Je le rencontrai pour la première fois du côté de Gerland, un soir où je terminais de manger avec un ami que j'avais d'ailleurs bien du mal à consoler d'une rupture. On échangea quelques mots sur un bout de trottoir alors qu'il allait boire un verre avec des amis et sa prof d'impro. Je lui fis un petit compliment sur sa fameuse vaisselle qui sembla lui faire plaisir et je remarquai la petite étincelle qui brulait dans ses yeux. Cette première rencontre ne dura que quelques secondes mais le hasard venait de lancer une nouvelle carte sur la table et attendait son heure pour jeter la suivante. Il ne patienta pas très longtemps pour nous donner une occasion de nous revoir. A peine un mois et nous nous recroisions tôt le matin dans les locaux de la Lily, à l'heure du démontage de la patinoire qu'il avait du admirer tant de fois dans sa jeunesse à l'occasion des matchs qu'il allait voir avec ses amis au transbordeur et dans lesquels il applaudissait Philippe Saïd et Cécile Giroud. On échangea quelques politesses, une ou deux plaisanteries et, si nous nous croisâmes plusieurs fois durant ce fameux match et pendant la soirée qui suivit et où, pour la première fois, je le vis à l'½uvre sur une piste de danse, il quitta la soirée sans que nous échangions un mot ou un regard. Ce n'était pas encore l'heure et le hasard avait décidé de nous faire attendre encore un peu.
L'histoire aurait pu s'arrêter là mais Alex décida d'aller voir un spectacle que j'organisais quelques temps après. Il s'agissait d'un concert improvisé. Mais la salle était pleine et il était hors de question pour la fille qui s'occupait de la caisse de laisser entrer quelqu'un qui n'avait pas réservé. Et Alex, n'était pas vraiment du genre à réserver une place à l'avance... Je chuchotais à l'oreille d'Annabelle ou de Florence (je ne me souviens plus très bien, les souvenirs s'effacent vite et il était temps que j'écrive cette histoire) pour lui demander de laisser entrer Alex et sa petite bande, même si la salle était complète. Je ne sais même pas s'il s'en aperçu. Il pu regarder Cécile Giroud improviser un bel apollon, mais là encore, nous n'eûmes plus l'occasion de discuter. Alex avait sans doute bien d'autres soirées à rejoindre après le spectacle. Pourquoi l'avais je laissé entrer dans le caveau du Boulevardier alors que nous refusions du monde ? Je n'en sais trop rien. J'avais juste senti que c'était une bonne idée, c'est tout. Peut être le souvenir de la petite flamme dans son regard au moment de notre première rencontre à Gerland ne s'était-il pas effacé...Sur le coup je me dis simplement que c'était la moindre des choses que de faire entrer un élève des ateliers de la LILY et qu'il avait l'air plutôt sympa. Mais je sais que ce n'étaient pas les seules raisons.

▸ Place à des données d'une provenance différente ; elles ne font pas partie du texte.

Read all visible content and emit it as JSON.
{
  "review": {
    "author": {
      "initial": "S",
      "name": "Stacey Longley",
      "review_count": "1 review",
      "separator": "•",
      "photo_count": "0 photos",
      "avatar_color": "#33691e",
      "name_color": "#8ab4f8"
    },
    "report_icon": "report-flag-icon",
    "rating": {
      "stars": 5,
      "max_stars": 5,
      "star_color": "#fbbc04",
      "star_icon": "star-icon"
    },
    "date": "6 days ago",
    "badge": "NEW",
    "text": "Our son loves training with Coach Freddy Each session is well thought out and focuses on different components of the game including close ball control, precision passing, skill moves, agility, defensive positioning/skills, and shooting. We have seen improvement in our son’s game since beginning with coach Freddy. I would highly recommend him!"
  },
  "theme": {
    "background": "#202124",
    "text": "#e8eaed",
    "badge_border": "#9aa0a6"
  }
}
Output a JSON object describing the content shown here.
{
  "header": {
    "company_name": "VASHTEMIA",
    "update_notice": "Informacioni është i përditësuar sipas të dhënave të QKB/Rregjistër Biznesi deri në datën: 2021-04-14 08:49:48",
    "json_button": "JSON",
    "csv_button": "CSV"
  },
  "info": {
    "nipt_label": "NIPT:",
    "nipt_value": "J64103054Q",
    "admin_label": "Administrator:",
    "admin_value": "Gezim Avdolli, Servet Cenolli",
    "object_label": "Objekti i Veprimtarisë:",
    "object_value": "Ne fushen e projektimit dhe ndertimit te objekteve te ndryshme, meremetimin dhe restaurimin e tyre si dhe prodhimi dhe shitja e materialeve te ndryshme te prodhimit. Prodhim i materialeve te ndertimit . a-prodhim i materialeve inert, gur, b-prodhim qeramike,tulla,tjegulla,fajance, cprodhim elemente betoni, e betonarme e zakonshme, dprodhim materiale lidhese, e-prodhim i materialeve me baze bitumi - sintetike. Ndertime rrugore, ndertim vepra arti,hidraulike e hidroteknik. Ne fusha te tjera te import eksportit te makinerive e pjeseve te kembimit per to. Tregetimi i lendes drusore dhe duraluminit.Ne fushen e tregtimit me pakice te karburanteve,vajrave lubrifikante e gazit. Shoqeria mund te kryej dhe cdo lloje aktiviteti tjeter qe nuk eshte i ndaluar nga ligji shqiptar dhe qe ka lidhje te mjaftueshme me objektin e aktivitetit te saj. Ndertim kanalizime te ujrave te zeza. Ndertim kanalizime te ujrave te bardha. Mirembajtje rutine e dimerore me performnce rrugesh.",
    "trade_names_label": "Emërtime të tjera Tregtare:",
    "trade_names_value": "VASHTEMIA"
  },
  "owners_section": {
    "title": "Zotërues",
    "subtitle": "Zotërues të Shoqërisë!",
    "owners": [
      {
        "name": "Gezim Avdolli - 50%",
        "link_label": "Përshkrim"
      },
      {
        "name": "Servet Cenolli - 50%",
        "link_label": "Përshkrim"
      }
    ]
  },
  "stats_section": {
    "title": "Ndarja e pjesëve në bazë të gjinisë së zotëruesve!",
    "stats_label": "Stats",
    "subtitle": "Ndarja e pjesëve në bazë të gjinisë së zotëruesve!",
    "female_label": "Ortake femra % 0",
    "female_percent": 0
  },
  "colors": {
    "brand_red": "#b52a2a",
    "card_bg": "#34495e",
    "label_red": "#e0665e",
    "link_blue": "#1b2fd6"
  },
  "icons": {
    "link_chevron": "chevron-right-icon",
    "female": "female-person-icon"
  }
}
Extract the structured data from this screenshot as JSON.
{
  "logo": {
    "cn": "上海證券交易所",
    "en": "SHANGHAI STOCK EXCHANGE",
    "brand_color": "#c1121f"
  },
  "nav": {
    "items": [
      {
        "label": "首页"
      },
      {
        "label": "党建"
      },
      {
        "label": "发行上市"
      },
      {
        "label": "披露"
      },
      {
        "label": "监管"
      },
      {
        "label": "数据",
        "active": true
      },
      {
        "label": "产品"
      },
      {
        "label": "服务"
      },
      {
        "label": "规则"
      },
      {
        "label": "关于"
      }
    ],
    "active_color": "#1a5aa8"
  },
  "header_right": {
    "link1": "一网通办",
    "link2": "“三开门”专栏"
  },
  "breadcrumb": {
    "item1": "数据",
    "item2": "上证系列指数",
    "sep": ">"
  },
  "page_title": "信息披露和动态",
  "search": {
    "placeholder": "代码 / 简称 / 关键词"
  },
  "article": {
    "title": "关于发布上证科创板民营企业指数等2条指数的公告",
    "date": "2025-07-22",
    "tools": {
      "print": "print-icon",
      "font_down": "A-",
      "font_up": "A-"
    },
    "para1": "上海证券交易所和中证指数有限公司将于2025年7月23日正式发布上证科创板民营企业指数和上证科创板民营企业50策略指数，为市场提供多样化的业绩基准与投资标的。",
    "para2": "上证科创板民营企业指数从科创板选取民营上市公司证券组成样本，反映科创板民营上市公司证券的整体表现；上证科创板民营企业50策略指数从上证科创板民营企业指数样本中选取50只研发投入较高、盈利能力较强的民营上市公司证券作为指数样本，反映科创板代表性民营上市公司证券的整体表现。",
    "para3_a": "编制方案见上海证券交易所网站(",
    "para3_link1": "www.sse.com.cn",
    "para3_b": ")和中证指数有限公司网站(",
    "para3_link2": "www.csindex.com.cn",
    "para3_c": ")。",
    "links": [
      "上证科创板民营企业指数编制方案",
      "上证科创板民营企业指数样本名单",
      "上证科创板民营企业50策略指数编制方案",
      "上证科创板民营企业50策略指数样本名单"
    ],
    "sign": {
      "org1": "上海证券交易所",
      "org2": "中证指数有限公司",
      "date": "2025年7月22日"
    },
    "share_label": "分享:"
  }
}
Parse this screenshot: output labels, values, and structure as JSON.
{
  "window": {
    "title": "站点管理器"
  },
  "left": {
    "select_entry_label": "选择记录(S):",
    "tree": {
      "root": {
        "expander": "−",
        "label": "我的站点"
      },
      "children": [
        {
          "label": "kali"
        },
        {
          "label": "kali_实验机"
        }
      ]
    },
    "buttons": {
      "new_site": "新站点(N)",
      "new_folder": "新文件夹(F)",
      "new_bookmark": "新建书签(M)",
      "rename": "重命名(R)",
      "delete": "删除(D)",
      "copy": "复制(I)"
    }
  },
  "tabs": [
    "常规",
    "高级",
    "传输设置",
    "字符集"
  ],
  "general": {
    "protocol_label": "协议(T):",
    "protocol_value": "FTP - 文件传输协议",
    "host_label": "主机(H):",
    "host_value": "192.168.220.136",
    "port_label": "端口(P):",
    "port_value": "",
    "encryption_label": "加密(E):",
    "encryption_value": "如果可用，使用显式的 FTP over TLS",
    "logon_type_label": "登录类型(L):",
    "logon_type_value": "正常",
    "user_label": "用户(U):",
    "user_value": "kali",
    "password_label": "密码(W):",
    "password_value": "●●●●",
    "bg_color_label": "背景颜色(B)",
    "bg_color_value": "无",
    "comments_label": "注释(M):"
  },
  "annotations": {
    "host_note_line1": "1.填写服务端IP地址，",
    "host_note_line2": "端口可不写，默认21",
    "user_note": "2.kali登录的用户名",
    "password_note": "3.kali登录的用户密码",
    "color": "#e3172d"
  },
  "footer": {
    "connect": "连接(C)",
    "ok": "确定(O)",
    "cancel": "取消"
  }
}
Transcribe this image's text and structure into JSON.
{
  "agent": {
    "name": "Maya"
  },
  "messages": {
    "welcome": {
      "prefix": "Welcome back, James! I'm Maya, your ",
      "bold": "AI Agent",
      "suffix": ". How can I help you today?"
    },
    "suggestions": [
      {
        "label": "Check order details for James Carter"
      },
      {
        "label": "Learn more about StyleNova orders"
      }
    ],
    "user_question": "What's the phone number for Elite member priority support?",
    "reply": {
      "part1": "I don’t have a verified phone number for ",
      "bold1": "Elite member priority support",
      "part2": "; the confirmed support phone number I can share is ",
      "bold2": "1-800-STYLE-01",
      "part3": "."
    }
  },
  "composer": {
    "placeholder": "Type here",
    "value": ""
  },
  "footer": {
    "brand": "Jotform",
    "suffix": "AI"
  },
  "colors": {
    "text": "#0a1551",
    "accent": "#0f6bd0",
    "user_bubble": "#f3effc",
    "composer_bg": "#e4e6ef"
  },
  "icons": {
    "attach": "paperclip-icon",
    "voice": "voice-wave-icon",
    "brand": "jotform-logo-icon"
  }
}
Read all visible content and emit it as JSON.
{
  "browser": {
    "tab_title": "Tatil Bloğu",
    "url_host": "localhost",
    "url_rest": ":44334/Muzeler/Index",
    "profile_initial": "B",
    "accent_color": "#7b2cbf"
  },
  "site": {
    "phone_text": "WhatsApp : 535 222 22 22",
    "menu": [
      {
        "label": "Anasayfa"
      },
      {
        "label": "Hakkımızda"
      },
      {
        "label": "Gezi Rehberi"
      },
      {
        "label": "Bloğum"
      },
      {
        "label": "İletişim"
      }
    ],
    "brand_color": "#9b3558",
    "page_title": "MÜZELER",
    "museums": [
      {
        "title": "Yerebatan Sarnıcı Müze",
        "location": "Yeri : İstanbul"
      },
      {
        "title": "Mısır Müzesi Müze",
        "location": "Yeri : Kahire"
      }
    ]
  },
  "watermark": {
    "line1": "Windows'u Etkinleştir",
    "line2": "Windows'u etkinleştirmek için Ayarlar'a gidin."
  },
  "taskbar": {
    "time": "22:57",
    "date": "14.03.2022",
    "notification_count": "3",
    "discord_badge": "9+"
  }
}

Plus que le hasard, c'est sa témérité et son culot qui furent responsables de notre rencontre suivante. C'était le 13 décembre 2008, il y a 11 mois à peine. Les Improlocco avaient investi la salle Garcin et recevaient l'équipe de Nancy pour jouer un Improbingo, spectacle qui ne survécu d'ailleurs pas très longtemps. Je me demande même si ce soir là ne fût pas le dernier pour ce spectacle. Alex avait envie de découvrir l'improbingo dont on lui avait parlé et était donc installé dans les premiers rangs de la salle. De mon côté, affublé d'une perruque ridicule et d'une cravate dont la couleur aurait crevé le deuxième ½il d'un borgne, je présentais avec un sourire digne de Jean Pierre Foucault, grâce à un produit qui du finir dans un carton. Les Improlocco n'étaient pas en grande forme mais Cédric, Julien, Damien et les autres Nancéens étaient à fond et le spectacle fonctionnait. A un moment, je descendis dans le public pour solliciter de quoi faire improviser des morts théâtrales aux comédiens et m'approchai donc tout naturellement d'Alex pour lui demander un lieu et un objet. Ne me demandez pas lesquels, je ne m'en souviens plus... (peut être un tisonnier ?!) Mais je suis persuadé que lui, en revanche, s'en souvient parfaitement, comme de tout ce qui concerna cette soirée. Il y avait au moins deux cents personnes dans la salle mais c'est à lui que je tendis le micro. Là encore, en dehors du fait que je le connaissais de vue et qu'il dégageait quelque chose de sympathique, je le choisis lui plutôt qu'un autre. Une petite voix sans doute avait du me souffler que c'était une bonne idée. Et comme j'ai l'habitude de suivre mes intuitions, je l'écoutais une fois encore. Je crois aussi que c'était une façon pour moi de lui dire « je sais que tu existes », même si je ne savais pas vraiment pourquoi c'était important de le lui dire.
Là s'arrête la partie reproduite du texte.